In Nigeria, it appears that an ankara bomb has exploded! At Weddings, engagements, work place – For instance, Imolites are fully garbed in this fabric and loving it! On the runways, ankara was previously limited to collections from Jewel by Lisa and Tae. Now JD7 Couture, Zebra, Tiffany Amber, Odio Mimonet and other many designers are being inspired and creating pieces using this ‘IT’ fabric.
Spreading the net wider, you don’t need to look too far to spot the widespread appeal of the colourful and versatile fabric. Granted other African countries such as Ivory Coast, Ghana, Benin Republic and Togo have had a long history of using ankara but now the demand seems frantic. Textile companies such as Vlisco & Woodin are now investing more heavily in promoting their wares than ever before.
ankara fabric (Dutch wax) or in general traditional/African material is a combination of colour, history, art and design. The graphic statement on these designs for the most part, mingles with colours and sometimes creates a bold shock in designs. Most ankara designs are inspired by tradition, history, culture, colours and so on. In summary, they have a story behind them. Some of the fabric designs are Vlisco and Da Viva. These fabric designers have inspired African clothing designers around the world to create fascinating and mind blowing designs.
The African Fashion Industry has been growing really fast over the last few years. Although we have always had great designers, some designers a few have been able to set the international standard; thereby making a way for other African designers to show their work, both nationally and internationally.
An image of ‘African fabric’ isn’t necessarily authentically [and wholly] African” – Yinka Shonibare. African print, popularly known as Ankara, has gained popularity in the global fashion scene since 2010. The material is primarily associated with Africa mainly because of the tribal-like patterns and motifs. Since it’s ascension in global fashion, much talk has focused on whether or not African fabric is authentically African given the fact that the fabric was in fact originally made in Europe.

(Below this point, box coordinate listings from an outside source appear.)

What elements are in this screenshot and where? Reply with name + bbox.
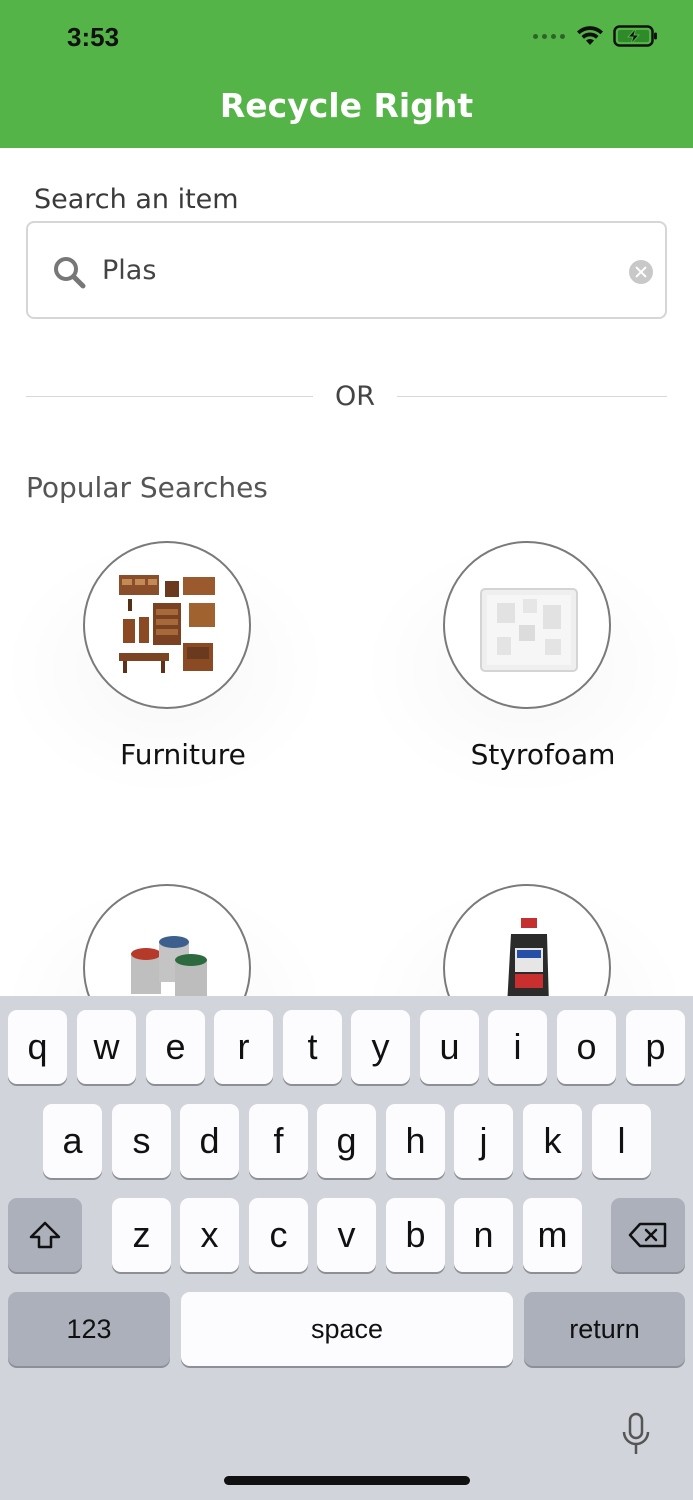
key-l[interactable]: l: [592, 1104, 651, 1178]
status-time: 3:53: [67, 22, 120, 52]
numbers-key[interactable]: 123: [8, 1292, 170, 1366]
shift-key[interactable]: [8, 1198, 82, 1272]
app-header: 3:53 Recycle Right: [0, 0, 693, 148]
popular-searches-title: Popular Searches: [26, 471, 268, 504]
home-indicator[interactable]: [224, 1476, 470, 1485]
search-label: Search an item: [34, 184, 239, 215]
key-v[interactable]: v: [317, 1198, 376, 1272]
key-r[interactable]: r: [214, 1010, 273, 1084]
search-input-value: Plas: [102, 255, 157, 286]
cellular-signal-icon: [533, 33, 565, 39]
shift-arrow-icon: [29, 1221, 61, 1249]
key-t[interactable]: t: [283, 1010, 342, 1084]
on-screen-keyboard: q w e r t y u i o p a s d f g h j k l z …: [0, 996, 693, 1500]
wifi-icon: [577, 26, 603, 45]
clear-search-icon[interactable]: [629, 260, 653, 284]
key-c[interactable]: c: [249, 1198, 308, 1272]
key-e[interactable]: e: [146, 1010, 205, 1084]
popular-item-label: Furniture: [120, 738, 246, 771]
microphone-icon[interactable]: [620, 1412, 652, 1458]
furniture-image: [83, 541, 251, 709]
key-y[interactable]: y: [351, 1010, 410, 1084]
key-j[interactable]: j: [454, 1104, 513, 1178]
key-f[interactable]: f: [249, 1104, 308, 1178]
search-input[interactable]: Plas: [26, 221, 667, 319]
divider-line-left: [26, 396, 313, 397]
key-g[interactable]: g: [317, 1104, 376, 1178]
key-p[interactable]: p: [626, 1010, 685, 1084]
popular-item-label: Styrofoam: [470, 738, 616, 771]
key-b[interactable]: b: [386, 1198, 445, 1272]
battery-charging-icon: [613, 25, 657, 47]
styrofoam-image: [443, 541, 611, 709]
key-z[interactable]: z: [112, 1198, 171, 1272]
search-icon: [54, 257, 86, 289]
key-q[interactable]: q: [8, 1010, 67, 1084]
space-key[interactable]: space: [181, 1292, 513, 1366]
backspace-key[interactable]: [611, 1198, 685, 1272]
key-s[interactable]: s: [112, 1104, 171, 1178]
key-u[interactable]: u: [420, 1010, 479, 1084]
key-w[interactable]: w: [77, 1010, 136, 1084]
key-i[interactable]: i: [488, 1010, 547, 1084]
app-title: Recycle Right: [219, 86, 474, 125]
key-m[interactable]: m: [523, 1198, 582, 1272]
or-divider-text: OR: [334, 381, 375, 412]
status-icons: [533, 24, 659, 48]
return-key[interactable]: return: [524, 1292, 685, 1366]
key-o[interactable]: o: [557, 1010, 616, 1084]
key-k[interactable]: k: [523, 1104, 582, 1178]
key-a[interactable]: a: [43, 1104, 102, 1178]
key-x[interactable]: x: [180, 1198, 239, 1272]
backspace-icon: [628, 1222, 667, 1248]
divider-line-right: [397, 396, 667, 397]
key-n[interactable]: n: [454, 1198, 513, 1272]
key-d[interactable]: d: [180, 1104, 239, 1178]
key-h[interactable]: h: [386, 1104, 445, 1178]
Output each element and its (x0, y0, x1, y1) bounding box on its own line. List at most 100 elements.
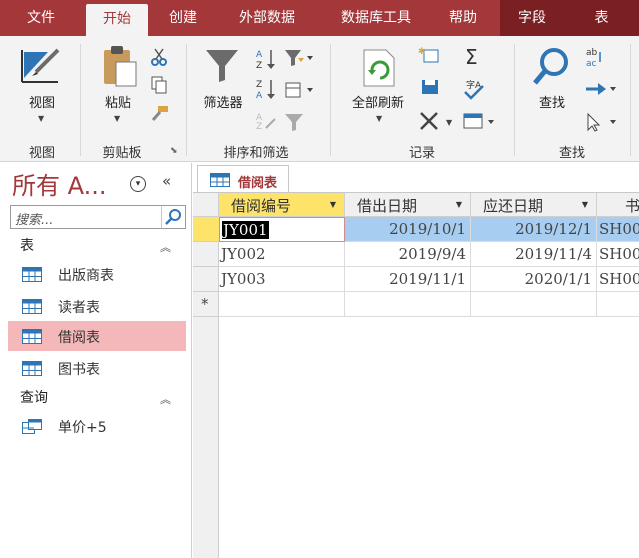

Ankara was formerly known as Dutch wax print. It was originally manufactured by the Dutch for the Indonesian textile market. But, by mistake or design, these prints garnered significantly more interest in West African than in Indonesia. Recognizing this opportunity, the Dutch decided to focus on West Africa. As such, the prints changed to reflect African culture and lifestyle more. African print was henceforth born. As you might suspect, this is the condensed gist of the issue. The Eccentric Yoruba can give you the main story . The long and short though is the universal acceptance of these prints in the West African market specifically. Ankara is one of the cheapest traditional fabrics (made even cheaper when Chinese manufacturing of the fabric became widespread). If you notice, other African fabrics like Aso Oke are reserved for special occasions, but Ankara is used for everyday wear.
But back to the authenticity of the fabric; obviously, the origins of Ankara are not at all African but rather European. However, women still see Ankara as authentic African Print because of what it represents (as opposed to where it was first made). Does the fabric represent African culture? Is Africa the first thing that comes to mind when you look at Ankara? Do Africans generally identify with the prints? Women can confidently answer ‘Yes’ to these questions and as such proving the authenticity of the Print. Also, I see no reason why we can’t recognize the influence that the Dutch had on Ankara. After all, they’ve played their part but now it’s in the hands of Africans to use the fabric to promote our own culture.